Eric S Eric S - 3 months ago 13
Java Question

How do binary search trees work in Java without pointers?

I'm trying to compare the way a BST is implemented in Java and C++. In Java a Node would look something like

class Node{
int data;
Node left;
Node right;
}


and in C++ it would be :

class Node{
int data;
Node *left;
Node *right;
}


I'm confused as the why the java approach is working. I understand that in C++ left and right are pointers pointing to an area of memory that contains the next Node. In Java I don't really get how everything ends up being connected. Left and right are Nodes themselves, not pointers to nodes, so would each Node object in Java take up the space of 3 nodes (one for itself and 2 for its children)? If anyone could explain what's really going on here in terms of how exactly all the Nodes are being connected and the difference in memory allocations it would be very helpful.

Also, can the same thing be done in C++? Could you just have Node left and Node right instead of pointers? If so, what's the advantage of using pointers in the first place? Thank you!

Answer

In the Java code the class type (left and right) member declarations implicitly declare pointers. There is no special notation for a pointer in Java, because most everything is handled via pointers. These are called pointers in the Java language specification, but they're known to most Java programmers as references.
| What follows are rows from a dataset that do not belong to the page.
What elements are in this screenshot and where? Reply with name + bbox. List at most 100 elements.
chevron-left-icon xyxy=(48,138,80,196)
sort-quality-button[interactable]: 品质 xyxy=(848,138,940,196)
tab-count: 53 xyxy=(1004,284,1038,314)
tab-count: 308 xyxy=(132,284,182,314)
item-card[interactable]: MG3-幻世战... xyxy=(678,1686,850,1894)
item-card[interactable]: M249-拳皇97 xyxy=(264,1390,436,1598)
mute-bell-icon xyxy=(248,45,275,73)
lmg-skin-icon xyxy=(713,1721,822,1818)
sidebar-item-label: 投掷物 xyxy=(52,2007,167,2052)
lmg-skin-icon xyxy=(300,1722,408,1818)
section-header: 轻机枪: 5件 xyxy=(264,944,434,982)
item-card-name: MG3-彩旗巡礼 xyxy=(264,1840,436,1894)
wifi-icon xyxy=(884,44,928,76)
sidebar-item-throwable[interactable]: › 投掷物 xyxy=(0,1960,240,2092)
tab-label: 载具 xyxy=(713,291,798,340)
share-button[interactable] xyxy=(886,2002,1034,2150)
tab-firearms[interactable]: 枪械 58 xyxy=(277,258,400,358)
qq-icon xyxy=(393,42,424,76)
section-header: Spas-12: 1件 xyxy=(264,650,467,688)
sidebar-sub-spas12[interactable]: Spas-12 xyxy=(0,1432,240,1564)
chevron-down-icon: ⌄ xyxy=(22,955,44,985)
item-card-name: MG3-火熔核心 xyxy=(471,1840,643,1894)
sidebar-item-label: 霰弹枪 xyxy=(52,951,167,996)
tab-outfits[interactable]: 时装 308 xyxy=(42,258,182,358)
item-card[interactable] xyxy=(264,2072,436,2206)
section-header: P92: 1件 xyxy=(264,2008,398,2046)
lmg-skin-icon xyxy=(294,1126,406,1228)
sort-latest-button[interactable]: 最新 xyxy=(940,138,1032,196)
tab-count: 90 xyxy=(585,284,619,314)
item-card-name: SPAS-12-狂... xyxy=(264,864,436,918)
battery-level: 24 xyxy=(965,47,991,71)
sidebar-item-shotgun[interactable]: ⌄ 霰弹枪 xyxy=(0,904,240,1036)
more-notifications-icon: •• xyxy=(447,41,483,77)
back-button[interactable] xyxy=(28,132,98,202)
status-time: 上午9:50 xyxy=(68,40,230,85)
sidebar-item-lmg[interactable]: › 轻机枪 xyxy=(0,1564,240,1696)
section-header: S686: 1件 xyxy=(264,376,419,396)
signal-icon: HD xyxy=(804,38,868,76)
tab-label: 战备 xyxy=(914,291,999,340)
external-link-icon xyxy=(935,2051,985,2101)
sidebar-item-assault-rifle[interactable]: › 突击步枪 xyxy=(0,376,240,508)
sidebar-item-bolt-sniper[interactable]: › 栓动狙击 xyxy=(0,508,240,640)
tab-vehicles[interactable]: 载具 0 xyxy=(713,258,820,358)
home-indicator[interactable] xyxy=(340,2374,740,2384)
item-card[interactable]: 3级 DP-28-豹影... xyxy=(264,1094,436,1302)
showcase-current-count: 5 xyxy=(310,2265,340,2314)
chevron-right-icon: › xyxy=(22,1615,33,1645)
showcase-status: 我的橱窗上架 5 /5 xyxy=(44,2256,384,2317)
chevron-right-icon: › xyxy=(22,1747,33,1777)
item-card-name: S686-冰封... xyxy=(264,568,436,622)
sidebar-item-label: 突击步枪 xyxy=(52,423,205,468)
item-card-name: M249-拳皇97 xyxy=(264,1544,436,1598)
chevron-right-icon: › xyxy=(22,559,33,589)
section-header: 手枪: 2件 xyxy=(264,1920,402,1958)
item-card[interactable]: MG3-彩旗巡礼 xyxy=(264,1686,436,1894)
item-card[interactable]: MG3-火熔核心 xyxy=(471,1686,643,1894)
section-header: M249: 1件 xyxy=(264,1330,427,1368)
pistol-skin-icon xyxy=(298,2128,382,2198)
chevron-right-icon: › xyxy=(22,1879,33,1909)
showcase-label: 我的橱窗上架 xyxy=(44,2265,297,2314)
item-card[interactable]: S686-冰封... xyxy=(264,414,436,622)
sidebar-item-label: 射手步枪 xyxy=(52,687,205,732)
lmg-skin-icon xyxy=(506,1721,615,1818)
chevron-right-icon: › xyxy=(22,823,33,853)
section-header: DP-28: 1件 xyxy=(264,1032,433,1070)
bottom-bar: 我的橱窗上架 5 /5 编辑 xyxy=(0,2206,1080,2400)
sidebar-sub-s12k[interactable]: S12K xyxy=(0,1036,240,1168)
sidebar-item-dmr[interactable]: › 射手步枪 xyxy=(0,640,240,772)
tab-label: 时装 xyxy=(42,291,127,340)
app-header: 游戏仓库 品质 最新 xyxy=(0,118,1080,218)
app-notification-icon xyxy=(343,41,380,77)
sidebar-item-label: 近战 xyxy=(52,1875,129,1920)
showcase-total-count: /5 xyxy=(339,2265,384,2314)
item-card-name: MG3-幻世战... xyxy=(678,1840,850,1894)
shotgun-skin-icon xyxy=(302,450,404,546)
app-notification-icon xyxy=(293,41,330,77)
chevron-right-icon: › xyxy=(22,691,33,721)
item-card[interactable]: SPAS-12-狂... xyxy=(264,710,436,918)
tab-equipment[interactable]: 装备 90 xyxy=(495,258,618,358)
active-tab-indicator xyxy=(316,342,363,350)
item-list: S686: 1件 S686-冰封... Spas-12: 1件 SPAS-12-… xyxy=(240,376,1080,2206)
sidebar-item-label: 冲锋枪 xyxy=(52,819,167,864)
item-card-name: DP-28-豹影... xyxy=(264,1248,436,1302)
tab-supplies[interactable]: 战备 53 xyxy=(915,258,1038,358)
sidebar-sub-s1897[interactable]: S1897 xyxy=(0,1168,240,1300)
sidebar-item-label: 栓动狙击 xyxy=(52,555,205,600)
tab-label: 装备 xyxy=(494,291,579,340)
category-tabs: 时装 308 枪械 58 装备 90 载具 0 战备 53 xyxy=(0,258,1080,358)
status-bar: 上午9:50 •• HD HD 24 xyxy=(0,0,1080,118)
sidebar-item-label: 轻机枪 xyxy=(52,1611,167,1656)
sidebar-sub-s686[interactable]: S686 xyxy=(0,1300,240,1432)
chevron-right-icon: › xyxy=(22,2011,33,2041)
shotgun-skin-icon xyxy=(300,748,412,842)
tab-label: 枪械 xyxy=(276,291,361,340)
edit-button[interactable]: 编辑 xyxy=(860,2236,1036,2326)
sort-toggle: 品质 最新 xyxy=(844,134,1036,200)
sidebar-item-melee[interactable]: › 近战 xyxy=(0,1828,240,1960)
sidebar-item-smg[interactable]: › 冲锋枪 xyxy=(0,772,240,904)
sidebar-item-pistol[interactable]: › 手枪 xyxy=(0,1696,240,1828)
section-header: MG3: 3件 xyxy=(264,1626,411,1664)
In your example it's essentially just the syntax that differs between Java and C++, but do note that neither C++ pointers nor C++ references correspond directly to Java pointers.

Also note: You may encounter arguments that Java doesn't have pointers. For some reason that I can't grok (why are they unfamiliar with the specification of their favorite language, and why are they able to ignore e.g. getting NullPointerException on the screen?) some Java programmers will vehemently deny that the language has pointers. This is a mystery, but it can safely be ignored, I think.